La dernière étape consiste à choisir entre l’acquisition d’une solution existante ou le développement d’une solution propre. Aujourd’hui, la quasi-totalité de nos projets reposent sur une approche hybride : les briques technologiques sont achetées sur le marché, tandis que l’organisation développe sa propre couche d’orchestration. Les modèles d’IA sous-jacents, comme les grands modèles de langage (LLM), sont généralement plus avantageux à acquérir qu’à développer soi-même. Leur création nécessite des investissements considérables, alors que leur achat permet de bénéficier en permanence des technologies les plus récentes.

La véritable valeur réside dans l’orchestration que vous construisez autour de ces modèles. Cette couche agit comme le chef d’orchestre de votre écosystème IA. Elle coordonne différentes technologies, leur donne un accès sécurisé aux données de l’entreprise et organise leur collaboration dans le bon ordre. Le marché fournit la puissance de calcul et les capacités cognitives ; votre orchestration les transforme en processus opérationnels. Pour arbitrer entre achat et développement, prenez notamment en compte l’adéquation aux besoins, l’importance stratégique, les solutions disponibles sur le marché, la sécurité des données, la rapidité de mise en œuvre et la capacité de maintenance à long terme.

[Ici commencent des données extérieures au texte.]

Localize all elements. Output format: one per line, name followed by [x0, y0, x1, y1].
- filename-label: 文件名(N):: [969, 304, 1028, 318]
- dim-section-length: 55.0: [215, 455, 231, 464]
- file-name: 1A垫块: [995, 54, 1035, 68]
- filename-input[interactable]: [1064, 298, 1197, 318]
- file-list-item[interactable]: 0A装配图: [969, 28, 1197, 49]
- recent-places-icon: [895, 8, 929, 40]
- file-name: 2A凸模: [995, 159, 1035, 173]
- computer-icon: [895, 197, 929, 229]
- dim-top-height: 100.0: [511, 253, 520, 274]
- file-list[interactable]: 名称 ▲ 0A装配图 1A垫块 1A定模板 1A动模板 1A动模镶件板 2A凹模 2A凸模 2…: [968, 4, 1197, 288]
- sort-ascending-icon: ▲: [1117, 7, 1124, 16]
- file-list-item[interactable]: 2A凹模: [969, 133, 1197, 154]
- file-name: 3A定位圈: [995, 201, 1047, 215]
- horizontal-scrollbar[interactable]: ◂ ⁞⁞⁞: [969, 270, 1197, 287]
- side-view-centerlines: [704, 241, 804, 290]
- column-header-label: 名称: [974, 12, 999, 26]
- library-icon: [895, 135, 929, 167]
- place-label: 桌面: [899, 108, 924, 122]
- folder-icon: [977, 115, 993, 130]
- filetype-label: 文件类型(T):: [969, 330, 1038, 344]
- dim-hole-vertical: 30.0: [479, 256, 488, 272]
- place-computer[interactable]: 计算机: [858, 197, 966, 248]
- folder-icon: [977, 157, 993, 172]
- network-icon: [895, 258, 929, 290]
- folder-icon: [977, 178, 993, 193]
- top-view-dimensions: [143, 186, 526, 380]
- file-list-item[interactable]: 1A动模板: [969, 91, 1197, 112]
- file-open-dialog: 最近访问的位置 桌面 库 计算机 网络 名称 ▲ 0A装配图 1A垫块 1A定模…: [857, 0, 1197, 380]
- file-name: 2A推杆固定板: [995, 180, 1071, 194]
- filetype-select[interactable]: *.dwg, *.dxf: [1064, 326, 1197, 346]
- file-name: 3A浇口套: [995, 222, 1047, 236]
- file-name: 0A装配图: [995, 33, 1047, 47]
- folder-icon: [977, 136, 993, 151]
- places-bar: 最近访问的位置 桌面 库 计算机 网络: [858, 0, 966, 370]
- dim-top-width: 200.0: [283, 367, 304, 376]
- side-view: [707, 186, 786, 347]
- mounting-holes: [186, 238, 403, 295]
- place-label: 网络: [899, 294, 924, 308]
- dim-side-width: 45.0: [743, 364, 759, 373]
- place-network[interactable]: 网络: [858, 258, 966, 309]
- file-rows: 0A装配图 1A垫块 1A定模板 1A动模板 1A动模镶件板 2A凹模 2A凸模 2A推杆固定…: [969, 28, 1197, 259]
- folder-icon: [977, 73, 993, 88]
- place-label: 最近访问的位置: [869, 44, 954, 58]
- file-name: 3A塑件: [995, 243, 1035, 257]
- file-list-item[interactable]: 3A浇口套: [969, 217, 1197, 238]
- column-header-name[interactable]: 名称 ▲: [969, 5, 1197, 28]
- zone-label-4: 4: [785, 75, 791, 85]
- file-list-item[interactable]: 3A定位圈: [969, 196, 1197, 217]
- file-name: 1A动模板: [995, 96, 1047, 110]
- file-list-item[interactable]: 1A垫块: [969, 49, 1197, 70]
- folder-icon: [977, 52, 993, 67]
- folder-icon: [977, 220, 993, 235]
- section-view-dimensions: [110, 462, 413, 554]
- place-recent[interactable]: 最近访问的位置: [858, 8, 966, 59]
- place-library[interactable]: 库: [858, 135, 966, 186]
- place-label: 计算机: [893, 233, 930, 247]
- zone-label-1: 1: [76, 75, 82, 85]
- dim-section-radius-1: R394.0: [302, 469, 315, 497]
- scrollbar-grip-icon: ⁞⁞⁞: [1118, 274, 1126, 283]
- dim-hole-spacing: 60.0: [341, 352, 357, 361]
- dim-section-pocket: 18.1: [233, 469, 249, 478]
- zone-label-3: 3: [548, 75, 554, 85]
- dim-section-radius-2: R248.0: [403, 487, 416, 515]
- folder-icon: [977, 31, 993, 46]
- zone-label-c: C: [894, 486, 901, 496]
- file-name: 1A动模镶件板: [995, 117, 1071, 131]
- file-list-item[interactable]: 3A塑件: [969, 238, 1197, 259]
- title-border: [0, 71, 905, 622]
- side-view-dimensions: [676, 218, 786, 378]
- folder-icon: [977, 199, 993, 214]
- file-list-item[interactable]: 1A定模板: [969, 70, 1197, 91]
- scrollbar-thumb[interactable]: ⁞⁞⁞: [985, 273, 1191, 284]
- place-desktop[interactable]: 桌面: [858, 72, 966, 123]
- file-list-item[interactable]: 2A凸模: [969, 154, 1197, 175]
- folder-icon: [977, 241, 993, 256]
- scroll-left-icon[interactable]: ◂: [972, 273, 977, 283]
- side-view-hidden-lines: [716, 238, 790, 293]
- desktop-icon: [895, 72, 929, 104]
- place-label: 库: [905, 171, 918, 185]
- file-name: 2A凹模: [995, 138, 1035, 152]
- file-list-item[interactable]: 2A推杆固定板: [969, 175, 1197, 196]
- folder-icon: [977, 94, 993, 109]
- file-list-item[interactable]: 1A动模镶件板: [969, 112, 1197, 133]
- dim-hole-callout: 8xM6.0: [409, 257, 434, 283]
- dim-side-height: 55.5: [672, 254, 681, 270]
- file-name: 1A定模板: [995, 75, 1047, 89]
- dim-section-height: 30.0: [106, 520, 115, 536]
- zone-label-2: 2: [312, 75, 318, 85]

Commencez par le travail, pas par l’outil

Une transformation IA n’est pas un projet ponctuel. C’est un processus continu d’amélioration et d’ajustement. Si l’on vous demande de réaliser d’importantes économies, ne sautez pas la première étape. Mesurez d’abord où se situe le travail, identifiez ce que l’IA peut réellement prendre en charge et combinez technologies acquises et orchestration propre à votre organisation. Les entreprises qui se distinguent ne sont pas celles qui disposent du plus grand nombre d’outils. Ce sont celles qui comprennent réellement leurs processus avant d’introduire la technologie. 

Ne commencez donc pas par la technologie. Commencez par le travail, puis construisez à partir de là.